Feature
Sinking in a Sea of Debt
sea of debt
(This factsheet was prepared for Nation For Farmers by Prof. R. Ramakumar of TISS and is based on the extensive work he has done in this field)

AFTER about 25 years of financial liberalisation, rural and cultivator households are worse off and deeper in debt. This is clear from the All India Debt and Investment Survey (AIDIS) reports of 1992 and 2013. The surveys are conducted by the National Sample Survey Office of the Government of India.

The share of Indian rural households in debt rose from 23.4 per cent in 1992 to 31.4 per cent in 2013. The share of indebted cultivator households rose from 25.9 per cent to 35 per cent in the same period. (The AIDIS reports classify all rural households operating at least 0.002 hectares of land as “cultivator households”).

A rise in the share of indebted households need not be terrible in itself. But in this period, it occurred alongside a rise in the debt-asset ratios (which show the extent to which debt is a drain on the value of owned assets) of those households. In 1992, the debt-asset ratio for rural households was 1.78, which rose phenomenally to 3.2 in 2013. For cultivator households, it rose from 1.6 to 2.8 in the same years. Thus, the data point not just to a higher share of indebted households, but also to an intensification of debt burdens.
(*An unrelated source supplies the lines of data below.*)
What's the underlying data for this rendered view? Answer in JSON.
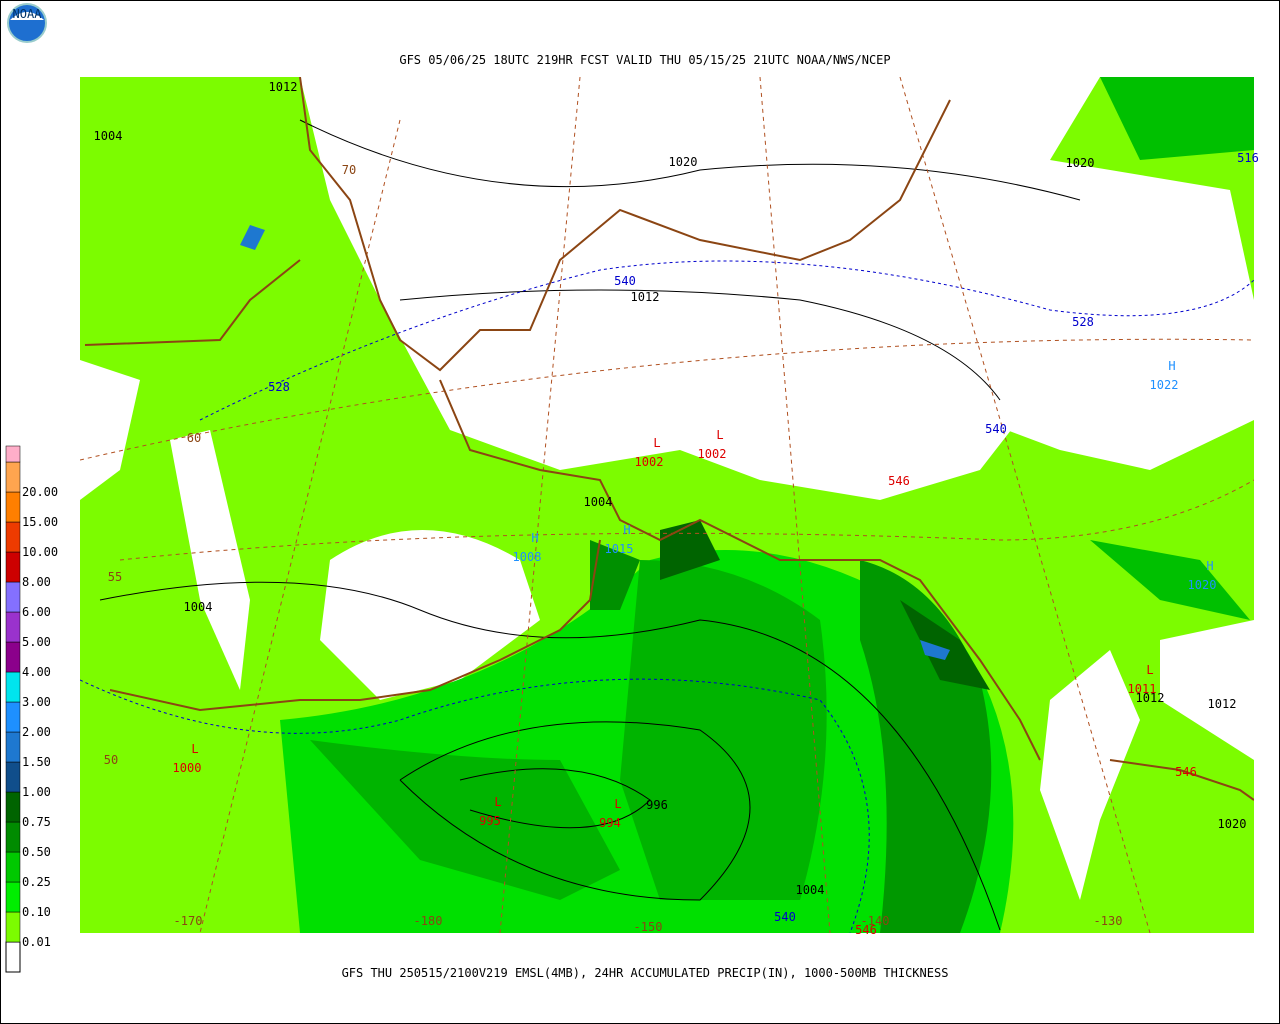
{
  "header": {
    "title": "GFS 05/06/25 18UTC 219HR FCST VALID THU 05/15/25 21UTC NOAA/NWS/NCEP",
    "logo": "NOAA"
  },
  "footer": {
    "caption": "GFS THU 250515/2100V219 EMSL(4MB), 24HR ACCUMULATED PRECIP(IN), 1000-500MB THICKNESS"
  },
  "legend": {
    "items": [
      {
        "label": "0.01",
        "color": "#7cfc00"
      },
      {
        "label": "0.10",
        "color": "#00ee00"
      },
      {
        "label": "0.25",
        "color": "#00c800"
      },
      {
        "label": "0.50",
        "color": "#008b00"
      },
      {
        "label": "0.75",
        "color": "#006400"
      },
      {
        "label": "1.00",
        "color": "#104e8b"
      },
      {
        "label": "1.50",
        "color": "#1e78d0"
      },
      {
        "label": "2.00",
        "color": "#1e90ff"
      },
      {
        "label": "3.00",
        "color": "#00e5ee"
      },
      {
        "label": "4.00",
        "color": "#8b008b"
      },
      {
        "label": "5.00",
        "color": "#9a32cd"
      },
      {
        "label": "6.00",
        "color": "#8470ff"
      },
      {
        "label": "8.00",
        "color": "#cd0000"
      },
      {
        "label": "10.00",
        "color": "#ee3b00"
      },
      {
        "label": "15.00",
        "color": "#ff7f00"
      },
      {
        "label": "20.00",
        "color": "#ffa54f"
      }
    ],
    "top_color": "#ffaec9",
    "bottom_color": "#ffffff"
  },
  "map": {
    "isobars": [
      "1012",
      "1004",
      "1020",
      "1020",
      "1012",
      "1004",
      "1004",
      "1012",
      "1012",
      "1020",
      "996",
      "1004"
    ],
    "thickness": [
      "540",
      "528",
      "528",
      "540",
      "540",
      "516"
    ],
    "thickness_546": [
      "546",
      "546",
      "546"
    ],
    "graticule": [
      "70",
      "60",
      "55",
      "50",
      "-170",
      "-180",
      "-150",
      "-140",
      "-130"
    ],
    "lows": [
      {
        "symbol": "L",
        "pressure": "1002"
      },
      {
        "symbol": "L",
        "pressure": "1002"
      },
      {
        "symbol": "L",
        "pressure": "1000"
      },
      {
        "symbol": "L",
        "pressure": "995"
      },
      {
        "symbol": "L",
        "pressure": "994"
      },
      {
        "symbol": "L",
        "pressure": "1011"
      }
    ],
    "highs": [
      {
        "symbol": "H",
        "pressure": "1022"
      },
      {
        "symbol": "H",
        "pressure": "1008"
      },
      {
        "symbol": "H",
        "pressure": "1015"
      },
      {
        "symbol": "H",
        "pressure": "1020"
      }
    ]
  }
}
Also, where did households borrow from? That is a vital question, too. More and more, between 1992 and 2013, Their borrowing, and share of credit, from informal credit sources increased sharply. For all rural households, the share of debt outstanding from the formal sector (banks, cooperatives, etc.) fell from 64 per cent in 1992 to 56 per cent in 2013. For cultivator households, the share of debt outstanding from the formal sector fell from 66.3 per cent to 58.4 per cent in the same period.
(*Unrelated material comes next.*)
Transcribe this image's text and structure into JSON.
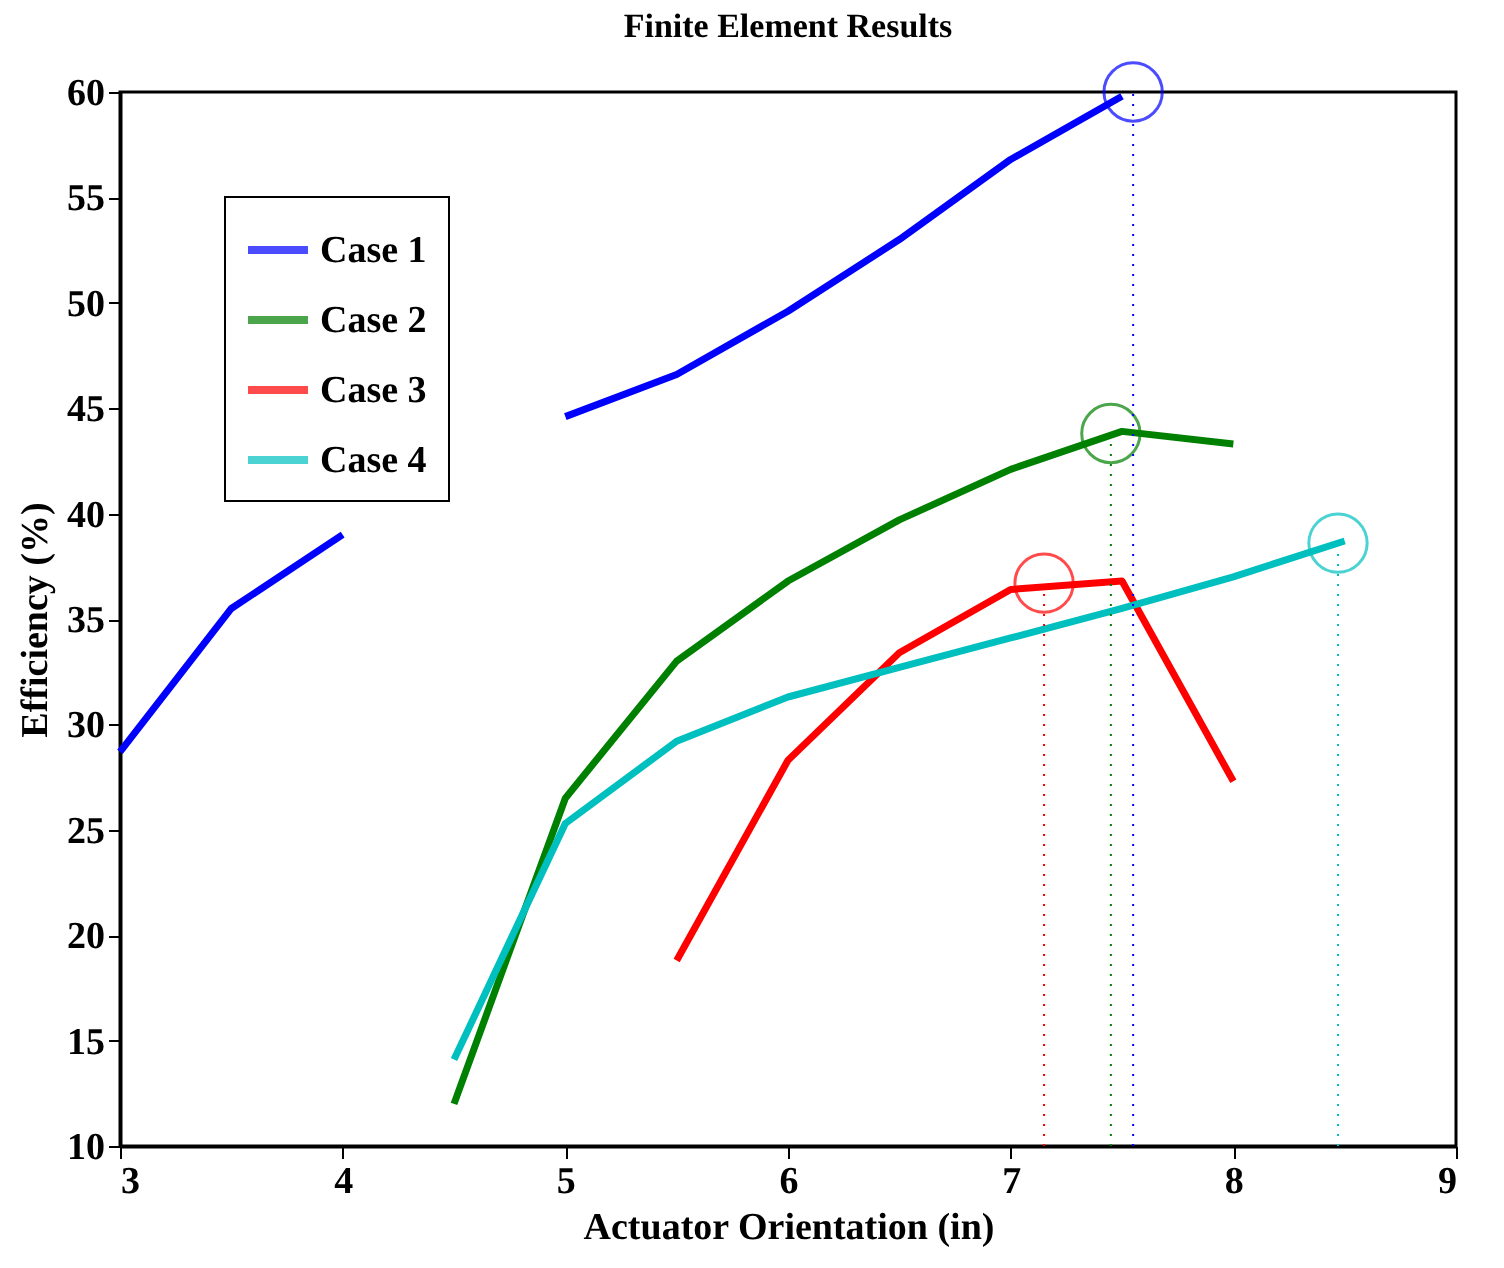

The most important reason was the withdrawal of commercial banks from lending to farmers and rural areas. Between 1992 and 2013, the share of debt outstanding from commercial banks fell from 33.7 per cent to 25.1 per cent for rural households. And from 35.2 per cent to 27.7 per cent for cultivator households.

Concurrently, informal sources of credit (moneylenders, relatives, friends) became increasingly important in the 1990s and 2000s. The debt outstanding of rural households from the informal sector was 32.7 per cent in 1992 – but rose to 44 per cent by 2013. For cultivator households, the share of debt outstanding from the informal sector rose from 30.6 per cent to 41.6 per cent in the same period.
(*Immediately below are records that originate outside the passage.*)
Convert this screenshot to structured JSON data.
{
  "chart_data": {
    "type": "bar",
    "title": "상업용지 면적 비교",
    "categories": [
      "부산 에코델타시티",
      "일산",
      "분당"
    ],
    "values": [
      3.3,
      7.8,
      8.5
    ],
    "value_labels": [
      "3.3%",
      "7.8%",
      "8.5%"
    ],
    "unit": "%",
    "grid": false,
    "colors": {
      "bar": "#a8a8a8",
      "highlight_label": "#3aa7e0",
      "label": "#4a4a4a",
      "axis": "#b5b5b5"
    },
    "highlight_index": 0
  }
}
Within the informal sector, it was the share of debt from moneylenders that rose most sharply. For all rural households, the share of debt outstanding from moneylenders rose from 17.5 per cent in 1992 to 33.2 per cent in 2013. For cultivator households, in the same years, the share of debt outstanding from moneylenders rose from 17.5 per cent to 31.5 per cent.

Indebtedness, particularly from the informal sector, has been recorded as one of the most common factors amongst those driving the suicides of thousands of farmers.